Needless to say, The Sparrow Conundrum, while essentially the same story, has evolved through rewrites, changes of setting and personnel, updating and other processes. But mostly, the experience of eventually seeing it in print and ebook form confirmed what I’d always believed – that ideas, words, even apparently unwanted stories can be successfully recycled. The Darkness is another example. As I said, it was the second novel I wrote but, after many, many rewrites and changes of title, personnel, themes and a final significant shift in its moral stance, it eventually seemed ready for publication. And both have been well reviewed and won awards.

‘Recycling’ doesn’t just mean doggedly sending a book off to agents and/or publishers until one of them surrenders; it suggests a deliberate separation of the creative functions of writer, editor and critic. And that separation is even more critical now that it's become so much easier to publish our books. We all know that a good editor can bring to a book insights that never occurred to the writer but, with the power and influence of those excellent people waning significantly nowadays (at least in the publishing houses), we need to make sure that we don’t lose the qualities they helped to nurture. By all means write the first draft in a flurry of creativity and carelessness, but then step back, assess it critically and be your own worst enemy in judging pace, characterisation and the rest.

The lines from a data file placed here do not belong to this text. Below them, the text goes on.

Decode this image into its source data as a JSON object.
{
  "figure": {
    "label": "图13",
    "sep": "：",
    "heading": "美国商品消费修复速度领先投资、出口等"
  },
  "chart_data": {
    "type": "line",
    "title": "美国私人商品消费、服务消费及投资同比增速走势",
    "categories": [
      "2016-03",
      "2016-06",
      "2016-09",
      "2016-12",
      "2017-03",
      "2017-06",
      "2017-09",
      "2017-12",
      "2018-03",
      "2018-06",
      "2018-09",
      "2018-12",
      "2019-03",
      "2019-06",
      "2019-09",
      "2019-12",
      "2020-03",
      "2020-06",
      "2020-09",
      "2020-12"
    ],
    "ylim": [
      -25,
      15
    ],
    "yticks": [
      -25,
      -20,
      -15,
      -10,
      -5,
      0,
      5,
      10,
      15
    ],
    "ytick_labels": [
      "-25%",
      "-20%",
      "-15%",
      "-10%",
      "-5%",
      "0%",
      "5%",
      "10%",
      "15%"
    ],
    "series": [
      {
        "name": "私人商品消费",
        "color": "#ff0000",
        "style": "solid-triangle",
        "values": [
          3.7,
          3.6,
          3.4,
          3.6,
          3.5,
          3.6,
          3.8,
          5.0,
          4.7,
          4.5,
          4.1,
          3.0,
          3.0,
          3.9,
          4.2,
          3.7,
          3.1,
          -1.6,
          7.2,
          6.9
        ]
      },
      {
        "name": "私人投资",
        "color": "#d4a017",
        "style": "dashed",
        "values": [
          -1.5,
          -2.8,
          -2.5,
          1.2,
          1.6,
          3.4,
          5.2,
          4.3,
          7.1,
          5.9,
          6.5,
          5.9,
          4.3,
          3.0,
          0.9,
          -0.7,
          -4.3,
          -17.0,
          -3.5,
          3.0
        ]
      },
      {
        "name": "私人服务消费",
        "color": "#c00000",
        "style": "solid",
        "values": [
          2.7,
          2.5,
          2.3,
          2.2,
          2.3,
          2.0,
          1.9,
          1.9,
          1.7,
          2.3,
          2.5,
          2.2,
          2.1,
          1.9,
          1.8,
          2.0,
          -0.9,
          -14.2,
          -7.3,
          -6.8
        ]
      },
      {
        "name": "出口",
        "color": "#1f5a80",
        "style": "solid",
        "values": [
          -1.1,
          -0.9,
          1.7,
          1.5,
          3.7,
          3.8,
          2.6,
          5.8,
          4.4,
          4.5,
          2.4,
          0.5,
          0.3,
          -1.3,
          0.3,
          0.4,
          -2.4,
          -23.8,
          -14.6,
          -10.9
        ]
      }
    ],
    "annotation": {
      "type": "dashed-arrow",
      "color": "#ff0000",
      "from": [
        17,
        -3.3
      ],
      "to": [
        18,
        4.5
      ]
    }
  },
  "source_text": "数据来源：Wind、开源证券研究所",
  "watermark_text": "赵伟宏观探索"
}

The Sparrow Conundrum started as a spoof spy story, Glasnost forced a rethink on its market potential, so it moved to a spoof crime story with North Sea oil at its centre. Then North Sea exploration techniques changed so more adjustments were needed. And so it went on, changing location several times and titles even more. The interesting thing, though, was that the absurdities of which the central characters were capable remained relatively constant. So whether your ideas file is full of notes on the adventures of Zarg the Enforcer in the Epsilon Galaxy, Vampiric recipe books, or Miss Marple’s great granddaughter’s detective agency in downtown Auchterarder (OK, she was a spinster but you never know),  don’t throw them away. Some judicious critical appraisal and subsequent editing could make them intensely topical.


Comments

Jan Needle said…
Incidentally, herr kirton, I read the Sparrow and parts of it nearly crippled me laughing. thank you. i will do a kindle review, i promise, but at the moment i'm too busy to think. got my own ae post due in a week and it's brung me out in spots. did you ever read jack trevor story's 'the wind in the snottygobble tree'? i think you'd like to.
Lydia Bennet said…
recycling, you know it makes sense! Good points well made, Bill. my new crime novel The Operator began life as an idea for a first one - many many stages of evolution and lying fallow periods went into it.
Bill Kirton said…
Thanks Jan and Lydia. I shall buy snotty gobble forthwith and I already have The Operator on my TBR list.
Chris Longmuir said…
OMG - I looked up The Wind in the Snottygobble Tree on Amazon and you can only get used copies. Prices start from £29.99. Better start counting your pennies, Bill, and start racking up Kindle sales!
Bill Kirton said…
Yes, I noticed that, too, Chris. I have a wee note on my desk reminding me to look for it in the library on my next visit. My respect for Jan's opinions knows no bounds, except maybe the thirty quid contour.